Danes Mounts Stage After Terminator 3

TORONTO--When she was approached to star in Stage Beauty, Claire Danes was nervous about her lack of real-life stage experience. "I really haven't done any theatre and I was embarrassed by being in this company," Danes says.

In town to promote Stage Beauty's Canadian premiere at the Toronto film fest in September, Danes explains that not only was she surrounded by experienced theatre actors, but director Richard Eyre (former head of Britain's National Theatre) also took a very theatrical approach to making the film.

"We rehearsed for weeks, which is absolutely anomalous in moviemaking. You usually get about three days and spend most of the rehearsal time drinking coffee and avoiding learning any of the lines because you don't want to spoil the spontaneity," Danes explains.

Stage Beauty, which opens in Vancouver next Friday (October 22), tells the story of two actors. Ned Kynaston (Billy Crudup) is the last English leading man to star as one of Shakespeare's leading ladies; Maria Hughes (Danes), his dresser, admirer, and eventual rival, becomes the first woman allowed to appear on the British stage.

Adapted by Jeffrey Hatcher from his play, the film also features Tom Wilkinson as a theatre manager and resident Othello, Hugh Bonneville as Samuel Pepys, and Rupert Everett as the capricious scene stealer, King Charles II.

Despite her lack of theatre background, Danes had no trouble relating to the material. "It's a love letter to acting, and that's something I have spent my life thinking really seriously about," she says.

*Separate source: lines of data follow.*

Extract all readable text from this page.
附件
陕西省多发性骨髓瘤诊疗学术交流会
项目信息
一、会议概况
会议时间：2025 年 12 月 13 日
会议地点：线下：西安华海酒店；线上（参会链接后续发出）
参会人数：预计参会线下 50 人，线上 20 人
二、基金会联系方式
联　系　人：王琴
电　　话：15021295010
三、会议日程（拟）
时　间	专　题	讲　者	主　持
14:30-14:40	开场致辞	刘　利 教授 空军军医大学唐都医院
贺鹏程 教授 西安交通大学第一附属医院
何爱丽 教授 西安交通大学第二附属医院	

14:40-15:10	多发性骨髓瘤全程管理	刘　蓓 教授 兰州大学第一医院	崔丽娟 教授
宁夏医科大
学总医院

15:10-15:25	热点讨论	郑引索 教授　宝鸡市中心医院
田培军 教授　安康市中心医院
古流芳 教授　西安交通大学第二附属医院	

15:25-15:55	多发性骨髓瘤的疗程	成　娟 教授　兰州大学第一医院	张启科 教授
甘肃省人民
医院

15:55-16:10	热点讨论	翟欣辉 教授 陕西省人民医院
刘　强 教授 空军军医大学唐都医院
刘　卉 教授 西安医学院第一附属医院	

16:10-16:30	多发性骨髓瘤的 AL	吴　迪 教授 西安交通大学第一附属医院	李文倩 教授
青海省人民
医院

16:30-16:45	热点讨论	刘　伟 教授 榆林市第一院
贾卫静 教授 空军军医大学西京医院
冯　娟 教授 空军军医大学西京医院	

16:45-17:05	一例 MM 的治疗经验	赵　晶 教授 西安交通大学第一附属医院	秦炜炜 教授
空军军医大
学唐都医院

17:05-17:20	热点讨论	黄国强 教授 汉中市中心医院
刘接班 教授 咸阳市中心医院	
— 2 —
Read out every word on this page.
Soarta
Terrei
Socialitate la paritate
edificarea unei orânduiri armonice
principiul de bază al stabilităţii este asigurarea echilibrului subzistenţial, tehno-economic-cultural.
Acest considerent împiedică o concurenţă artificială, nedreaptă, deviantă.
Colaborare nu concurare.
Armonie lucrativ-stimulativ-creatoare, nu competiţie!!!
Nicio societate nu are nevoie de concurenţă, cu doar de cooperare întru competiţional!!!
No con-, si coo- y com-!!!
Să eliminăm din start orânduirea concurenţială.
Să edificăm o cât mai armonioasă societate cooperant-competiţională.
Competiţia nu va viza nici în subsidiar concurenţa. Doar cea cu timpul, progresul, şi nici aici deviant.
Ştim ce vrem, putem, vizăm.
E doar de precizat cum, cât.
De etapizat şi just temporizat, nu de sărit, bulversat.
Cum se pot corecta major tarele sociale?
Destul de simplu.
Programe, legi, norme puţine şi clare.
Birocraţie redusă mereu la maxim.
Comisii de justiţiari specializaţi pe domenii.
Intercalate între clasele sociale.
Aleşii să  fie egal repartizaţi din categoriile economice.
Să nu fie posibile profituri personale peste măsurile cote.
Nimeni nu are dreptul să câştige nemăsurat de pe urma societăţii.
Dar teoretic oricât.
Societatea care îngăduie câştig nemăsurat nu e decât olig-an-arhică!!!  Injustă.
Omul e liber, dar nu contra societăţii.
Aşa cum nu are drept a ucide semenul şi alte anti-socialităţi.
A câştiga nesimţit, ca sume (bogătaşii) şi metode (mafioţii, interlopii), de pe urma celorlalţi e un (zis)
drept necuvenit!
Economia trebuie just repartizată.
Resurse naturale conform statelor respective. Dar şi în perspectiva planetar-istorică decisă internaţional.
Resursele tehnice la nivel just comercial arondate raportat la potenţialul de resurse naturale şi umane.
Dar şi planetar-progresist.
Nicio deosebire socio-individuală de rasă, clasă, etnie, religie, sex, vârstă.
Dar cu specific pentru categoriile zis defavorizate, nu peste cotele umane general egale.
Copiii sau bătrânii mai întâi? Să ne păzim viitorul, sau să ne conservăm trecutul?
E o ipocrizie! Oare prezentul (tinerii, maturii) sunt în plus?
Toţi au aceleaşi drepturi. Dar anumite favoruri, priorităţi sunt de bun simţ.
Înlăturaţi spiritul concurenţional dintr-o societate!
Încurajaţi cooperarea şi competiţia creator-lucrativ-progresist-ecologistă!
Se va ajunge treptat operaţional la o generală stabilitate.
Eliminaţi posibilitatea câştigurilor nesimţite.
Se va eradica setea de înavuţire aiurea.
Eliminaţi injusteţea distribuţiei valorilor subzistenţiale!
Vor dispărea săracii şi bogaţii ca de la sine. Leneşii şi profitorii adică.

She became a TV star at 15 when she was cast as the lead in My So Called Life, a short-lived but critically loved teen-angst series that catapulted her to the top of teen Hollywood's it list. She made more than a dozen movies over the next six years, ranging from action flicks like The Mod Squad to Romeo + Juliet, opposite Leonardo DiCaprio. Then, in 1998, Danes quit Hollywood and enrolled at Yale.

So what was university like? "It was great to just worry about my homework and, like, stay up till 4 playing dumb video games, drinking too much beer on Friday night, and all that." Then she catches herself, realizes it sounds like she majored in partying, and continues. "Also, Yale's a wonderful institution and the professors were, you know, so inspiring.

"I tried to estrange myself as much as possible from anything even remotely related to acting. I was tired of it. I didn't want to hear about it. I didn't want to talk about it. And now, of course, it's all I want to hear about it and talk about it."

Since dropping out of Yale, Danes has gone back to juggling arty fare like The Hours with popcorn flicks like Terminator 3. "It really depends on what opportunities are available. And when I did Terminator I'd just done The Hours and Igby Goes Down and a movie in Denmark that was really very artistic and progressive and idiosyncratic, and I just wanted to blow some shit up already," Danes says.

Unlike her character in Stage Beauty, Danes never had a specific teacher define her work. "I've had a few mentors. I've been very lucky to work with some really powerful, gifted women--like Susan Sarandon, Jodie Foster, and Meryl Streep--and they've all made a pretty valuable impact on me personally and professionally. But I learn experientially and through osmosis--we're all responsible for cultivating our own sensibilities and techniques--so I'm just making it up as I go along."